Hava güneşli ve yarı bulutluydu. Güneşe rağmen soğuk kendisini gösteriyordu haylice. Örgütteki herkes konumunu almış, düşmanı bekliyordu. Birinci kol, dağın aşağısındaki yoldan dağa bakıldığında gözle görünür bir yere geçmiş düşmanı bekliyordu. Bu sırada herkesin aklında Fatih'in konuşmasından sonra anlattığı plan vardı.

  —Tüm ordu öfke çığlıkları ile birbirlerine gaz verirken Fatih kollarını arkada birleştirmiş bir şekilde bekliyordu. Haykırışlar azaldığında Fatih tekrar seslendi ordusuna :
-Hala istiraat etmek isteyen, savaşmak istemeyen bir adım öne çıksın! Hepiniz bu savaşta özgürsünüz askerlerim. Bu muharebede sadece isteyenlerle savaşmak zorundayım.

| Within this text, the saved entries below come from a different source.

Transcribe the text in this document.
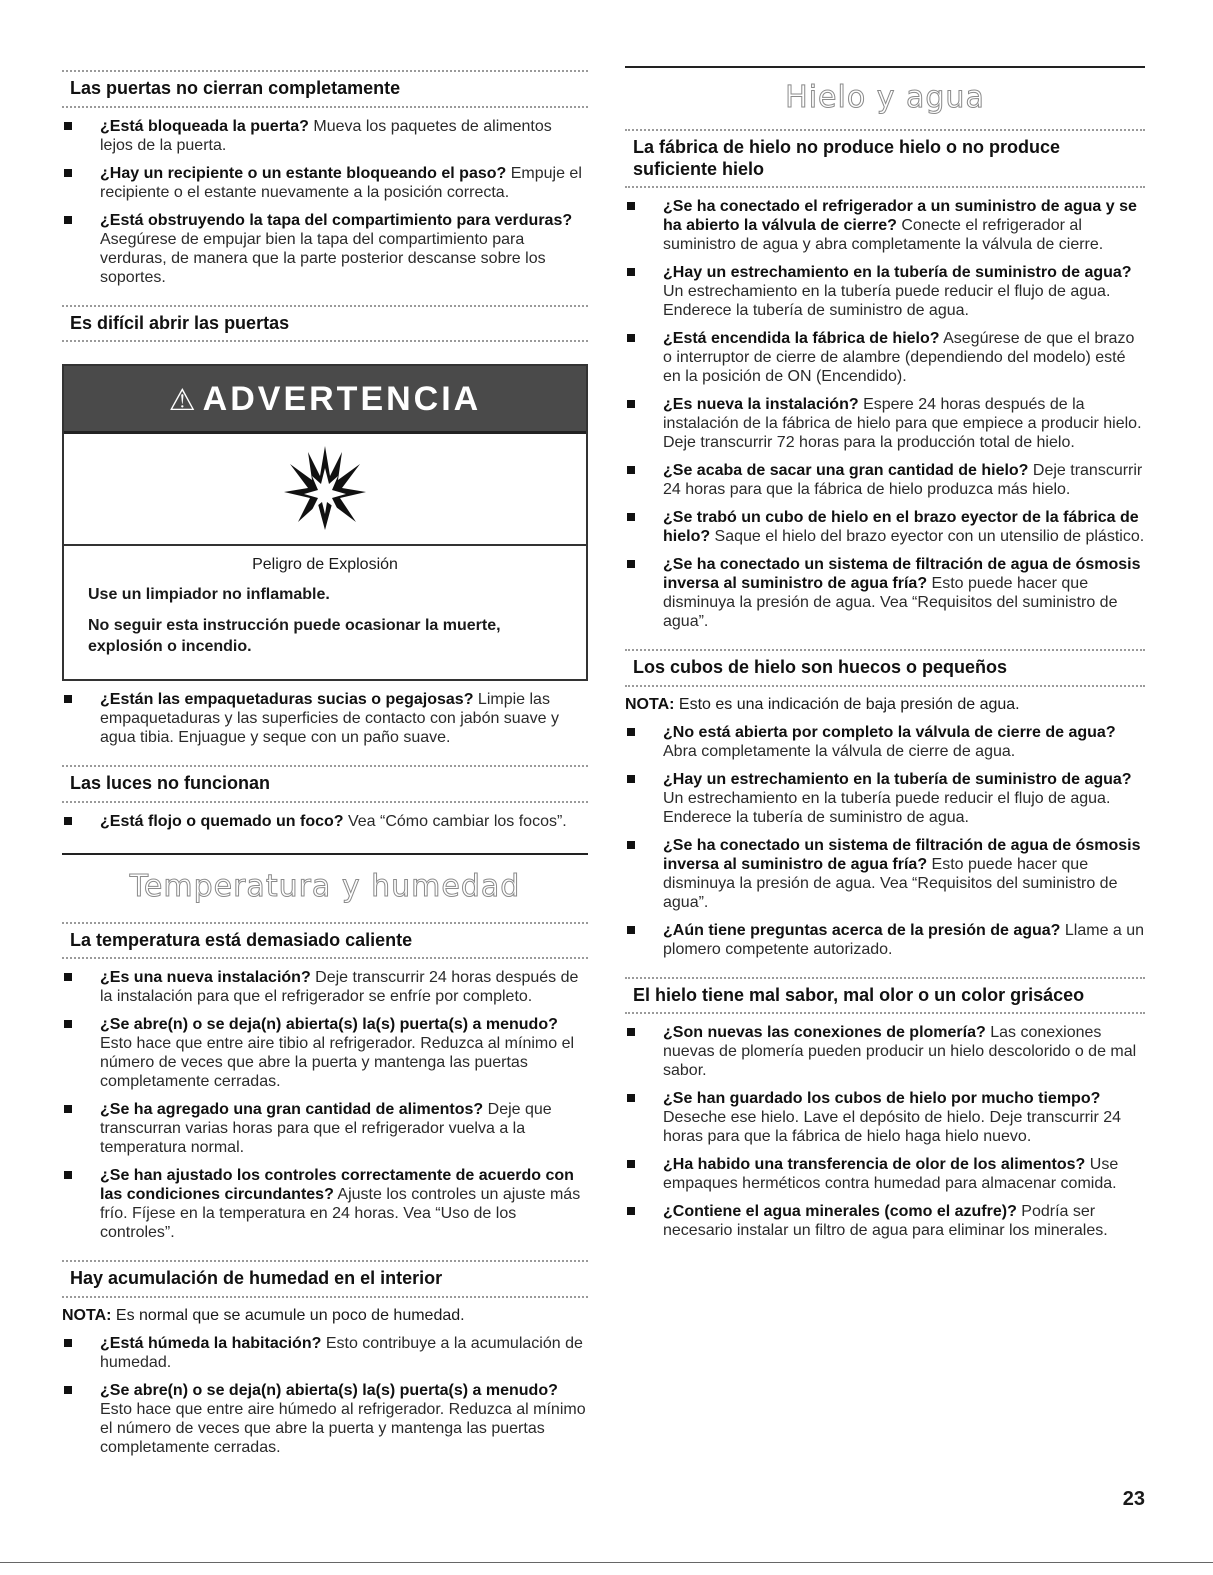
Las puertas no cierran completamente
¿Está bloqueada la puerta? Mueva los paquetes de alimentos lejos de la puerta.
¿Hay un recipiente o un estante bloqueando el paso? Empuje el recipiente o el estante nuevamente a la posición correcta.
¿Está obstruyendo la tapa del compartimiento para verduras? Asegúrese de empujar bien la tapa del compartimiento para verduras, de manera que la parte posterior descanse sobre los soportes.
Es difícil abrir las puertas
⚠ ADVERTENCIA
Peligro de Explosión

Use un limpiador no inflamable.

No seguir esta instrucción puede ocasionar la muerte, explosión o incendio.

¿Están las empaquetaduras sucias o pegajosas? Limpie las empaquetaduras y las superficies de contacto con jabón suave y agua tibia. Enjuague y seque con un paño suave.
Las luces no funcionan
¿Está flojo o quemado un foco? Vea “Cómo cambiar los focos”.
Temperatura y humedad
La temperatura está demasiado caliente
¿Es una nueva instalación? Deje transcurrir 24 horas después de la instalación para que el refrigerador se enfríe por completo.
¿Se abre(n) o se deja(n) abierta(s) la(s) puerta(s) a menudo? Esto hace que entre aire tibio al refrigerador. Reduzca al mínimo el número de veces que abre la puerta y mantenga las puertas completamente cerradas.
¿Se ha agregado una gran cantidad de alimentos? Deje que transcurran varias horas para que el refrigerador vuelva a la temperatura normal.
¿Se han ajustado los controles correctamente de acuerdo con las condiciones circundantes? Ajuste los controles un ajuste más frío. Fíjese en la temperatura en 24 horas. Vea “Uso de los controles”.
Hay acumulación de humedad en el interior
NOTA: Es normal que se acumule un poco de humedad.
¿Está húmeda la habitación? Esto contribuye a la acumulación de humedad.
¿Se abre(n) o se deja(n) abierta(s) la(s) puerta(s) a menudo? Esto hace que entre aire húmedo al refrigerador. Reduzca al mínimo el número de veces que abre la puerta y mantenga las puertas completamente cerradas.
Hielo y agua
La fábrica de hielo no produce hielo o no produce suficiente hielo
¿Se ha conectado el refrigerador a un suministro de agua y se ha abierto la válvula de cierre? Conecte el refrigerador al suministro de agua y abra completamente la válvula de cierre.
¿Hay un estrechamiento en la tubería de suministro de agua? Un estrechamiento en la tubería puede reducir el flujo de agua. Enderece la tubería de suministro de agua.
¿Está encendida la fábrica de hielo? Asegúrese de que el brazo o interruptor de cierre de alambre (dependiendo del modelo) esté en la posición de ON (Encendido).
¿Es nueva la instalación? Espere 24 horas después de la instalación de la fábrica de hielo para que empiece a producir hielo. Deje transcurrir 72 horas para la producción total de hielo.
¿Se acaba de sacar una gran cantidad de hielo? Deje transcurrir 24 horas para que la fábrica de hielo produzca más hielo.
¿Se trabó un cubo de hielo en el brazo eyector de la fábrica de hielo? Saque el hielo del brazo eyector con un utensilio de plástico.
¿Se ha conectado un sistema de filtración de agua de ósmosis inversa al suministro de agua fría? Esto puede hacer que disminuya la presión de agua. Vea “Requisitos del suministro de agua”.
Los cubos de hielo son huecos o pequeños
NOTA: Esto es una indicación de baja presión de agua.
¿No está abierta por completo la válvula de cierre de agua? Abra completamente la válvula de cierre de agua.
¿Hay un estrechamiento en la tubería de suministro de agua? Un estrechamiento en la tubería puede reducir el flujo de agua. Enderece la tubería de suministro de agua.
¿Se ha conectado un sistema de filtración de agua de ósmosis inversa al suministro de agua fría? Esto puede hacer que disminuya la presión de agua. Vea “Requisitos del suministro de agua”.
¿Aún tiene preguntas acerca de la presión de agua? Llame a un plomero competente autorizado.
El hielo tiene mal sabor, mal olor o un color grisáceo
¿Son nuevas las conexiones de plomería? Las conexiones nuevas de plomería pueden producir un hielo descolorido o de mal sabor.
¿Se han guardado los cubos de hielo por mucho tiempo? Deseche ese hielo. Lave el depósito de hielo. Deje transcurrir 24 horas para que la fábrica de hielo haga hielo nuevo.
¿Ha habido una transferencia de olor de los alimentos? Use empaques herméticos contra humedad para almacenar comida.
¿Contiene el agua minerales (como el azufre)? Podría ser necesario instalar un filtro de agua para eliminar los minerales.
23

Herkes hazır ola geçti. Biraz bekledikten sonra zamanla öne çıkanlar oldu. Fatih hepsinin gözülerinin içine baktı "Emin misiniz?" dedi. Tüm öne çıkan askerler boynu bükük ve huzursuz halleriyle ya kafasını sallayarak ya da kol hareketleri yaparak konuşmadan durumu onayladılar. Hepsi idam edileceğini düşünüyordu ama Fatih'in kafasında çok farklı şeyler vardı. Fatih :
-Görüyorum ki aramızda savaştan kaçanlar var. Görüyorum ki aramızda ölmek isteyenler var.

Fatih’in bu sözlerinden sonra öne çıkan askerler, kellelerinin alınacağına daha da emin olmuşlardı. Lakin isyan lideri hepsine sanki onlara muhtaçmışcasına baktı :
-Buraya ilk defa geldiğinizde hiçbirinizin gözünde bir gram dahi korku yoktu. Hepiniz zafer ve intikam için bilenmiştiniz.

Fatih, albaylarına öne çıkan askerlerden kalkan talimi alan her bir askere kalkan verilmesini emretti. Kalabalık şaşkındı. Lider :
-Bugün burada ölümünüz benim elimden olursa hem kendime hem de sizlere ihanet olmuş olacağım. Bugün artık size son emrimi vereceğim. İlk geldiğinizdeki amacı başarmak için elimden gelen herşeyi yapacağım. Bunun için size ölmeyi emrediyorum. Burada bulunan her kalkan talimi almış öğrenci, ilk kolda görev alacak ; intihar timi. Düşmanın gözünün önünde olacaksınız. Bu sayede hem amacınızı yaşatacak hem de isteğinizi gerçekleştireceksiniz.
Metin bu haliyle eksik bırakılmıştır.